A mysterious substance started oozing from the ground in the North Center neighborhood 10-15 years ago, spilling out of Larry and Linda Bartoli's yard and massing into a mound on the sidewalk in front of their Montrose Avenue home.
"I thought originally it was some kind of mushroom," said Larry Bartoli, who named the Blob after the 1958 movie about an amorphous creature from outer space.
Despite its spongy, fungal appearance, a rap of the knuckles reveals the Blob to be rock hard. Hack away at it — curious passers-by are fond of sneaking samples — and the Blob grows back.
"It comes out white, then it turns gray-ish, then green," said Bartoli, a retired Chicago police officer.
Ever the investigator, Bartoli took a chunk of the Blob to the plant experts at Gethsemane Garden Center, but they were unable to identify the life form.
"We don't really know what it is," he said.
If this were a movie, here's where the government or Army would swoop in, bent on capturing or destroying the invader. But the Bartolis have simply opted to embrace the oddity of the Blob, attracting attention to it with signage, and even adding eyeballs at one point, which were stolen.
Their best guess about the Blob's origins: It's the "ghost" of a mulberry tree that once stood on the same spot along their wrought-iron fence.
"I loved that tree. It went all the way to the peak of the roof," said Linda Bartoli, pointing to the top of the couple's two-story Victorian, where they've lived for the last 20 years.
Complaints from neighbors about the tree, which had grown fragile and begun shedding branches, attracted city inspectors, who told the Bartolis the mulberry had to go.
"It was rotten," said Larry. "The inside of the tree was hollow."
Linda was devastated by the diagnosis.
"I threatened to chain myself to the tree. I was beside myself," she said.
The day the buzz saws came, she shut herself up in her bedroom.
"I couldn't watch," she said.
Soon after, "up comes the Blob," Linda recalled.
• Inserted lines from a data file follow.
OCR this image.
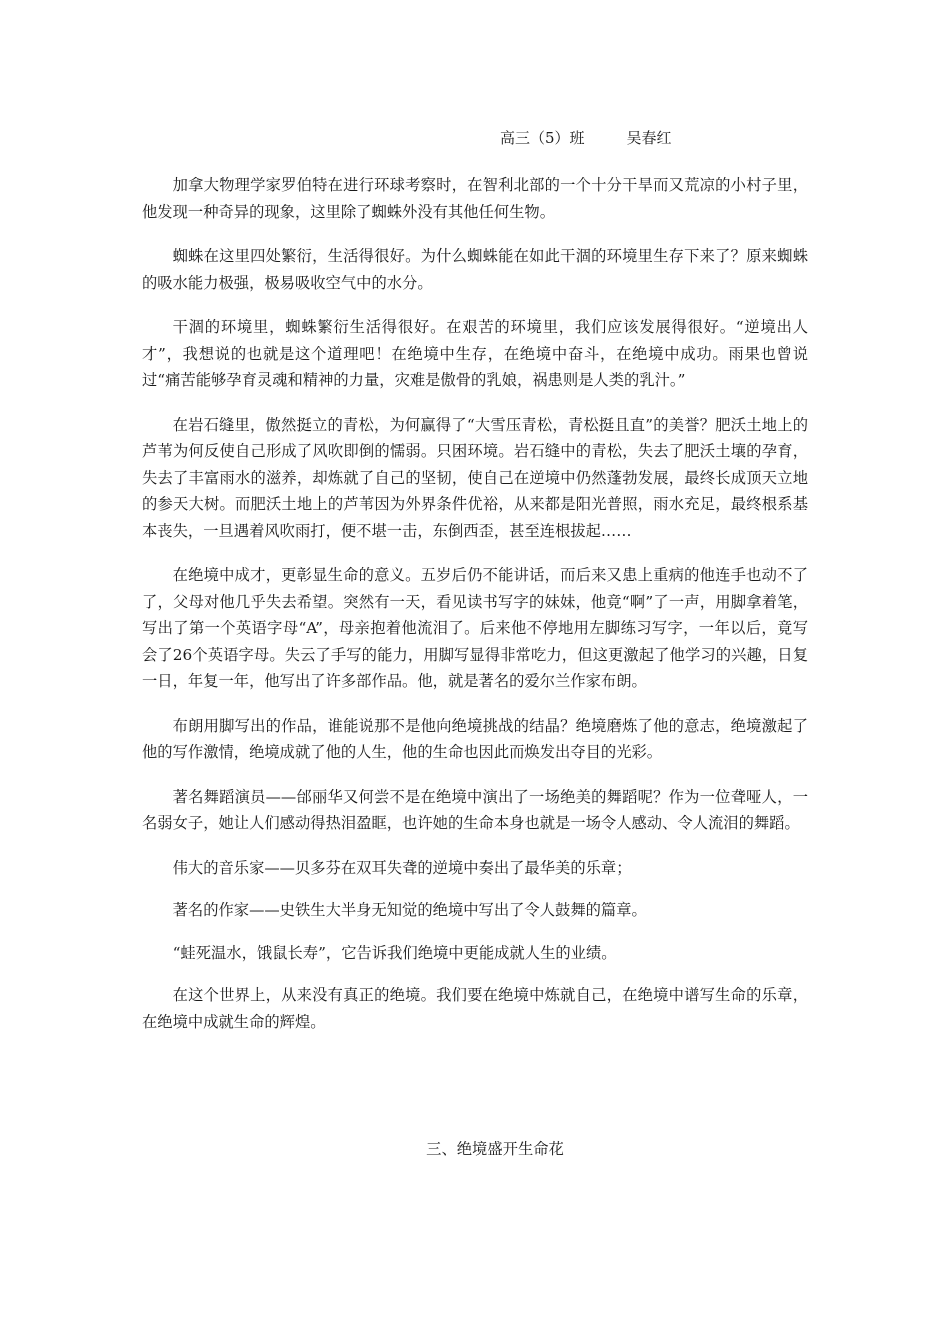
高三（5）班	吴春红

加拿大物理学家罗伯特在进行环球考察时，在智利北部的一个十分干旱而又荒凉的小村子里，他发现一种奇异的现象，这里除了蜘蛛外没有其他任何生物。

蜘蛛在这里四处繁衍，生活得很好。为什么蜘蛛能在如此干涸的环境里生存下来了？原来蜘蛛的吸水能力极强，极易吸收空气中的水分。

干涸的环境里，蜘蛛繁衍生活得很好。在艰苦的环境里，我们应该发展得很好。“逆境出人才”，我想说的也就是这个道理吧！在绝境中生存，在绝境中奋斗，在绝境中成功。雨果也曾说过“痛苦能够孕育灵魂和精神的力量，灾难是傲骨的乳娘，祸患则是人类的乳汁。”

在岩石缝里，傲然挺立的青松，为何赢得了“大雪压青松，青松挺且直”的美誉？肥沃土地上的芦苇为何反使自己形成了风吹即倒的懦弱。只困环境。岩石缝中的青松，失去了肥沃土壤的孕育，失去了丰富雨水的滋养，却炼就了自己的坚韧，使自己在逆境中仍然蓬勃发展，最终长成顶天立地的参天大树。而肥沃土地上的芦苇因为外界条件优裕，从来都是阳光普照，雨水充足，最终根系基本丧失，一旦遇着风吹雨打，便不堪一击，东倒西歪，甚至连根拔起……

在绝境中成才，更彰显生命的意义。五岁后仍不能讲话，而后来又患上重病的他连手也动不了了，父母对他几乎失去希望。突然有一天，看见读书写字的妹妹，他竟“啊”了一声，用脚拿着笔，写出了第一个英语字母“A”，母亲抱着他流泪了。后来他不停地用左脚练习写字，一年以后，竟写会了26个英语字母。失云了手写的能力，用脚写显得非常吃力，但这更激起了他学习的兴趣，日复一日，年复一年，他写出了许多部作品。他，就是著名的爱尔兰作家布朗。

布朗用脚写出的作品，谁能说那不是他向绝境挑战的结晶？绝境磨炼了他的意志，绝境激起了他的写作激情，绝境成就了他的人生，他的生命也因此而焕发出夺目的光彩。

著名舞蹈演员——邰丽华又何尝不是在绝境中演出了一场绝美的舞蹈呢？作为一位聋哑人，一名弱女子，她让人们感动得热泪盈眶，也许她的生命本身也就是一场令人感动、令人流泪的舞蹈。

伟大的音乐家——贝多芬在双耳失聋的逆境中奏出了最华美的乐章；

著名的作家——史铁生大半身无知觉的绝境中写出了令人鼓舞的篇章。

“蛙死温水，饿鼠长寿”，它告诉我们绝境中更能成就人生的业绩。

在这个世界上，从来没有真正的绝境。我们要在绝境中炼就自己，在绝境中谱写生命的乐章，在绝境中成就生命的辉煌。

三、绝境盛开生命花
She's convinced it's the mulberry, sending a message from beyond the grave: "You tried to get rid of me, but you couldn't."
The story doesn't end there. The Blob isn't the only uncanny communication the Bartolis have received from their trees.
Just weeks ago, Linda was inside the house when she heard a thump.
Larry had climbed the pine in the couple's back yard to give it a trim and fallen 25 feet to the ground.
As he was being treated at the hospital for five cracked ribs, doctors discovered a previously undetected aneurysm, which they were able to neutralize.
Said Linda, "If it wasn't for the tree, we never would have known."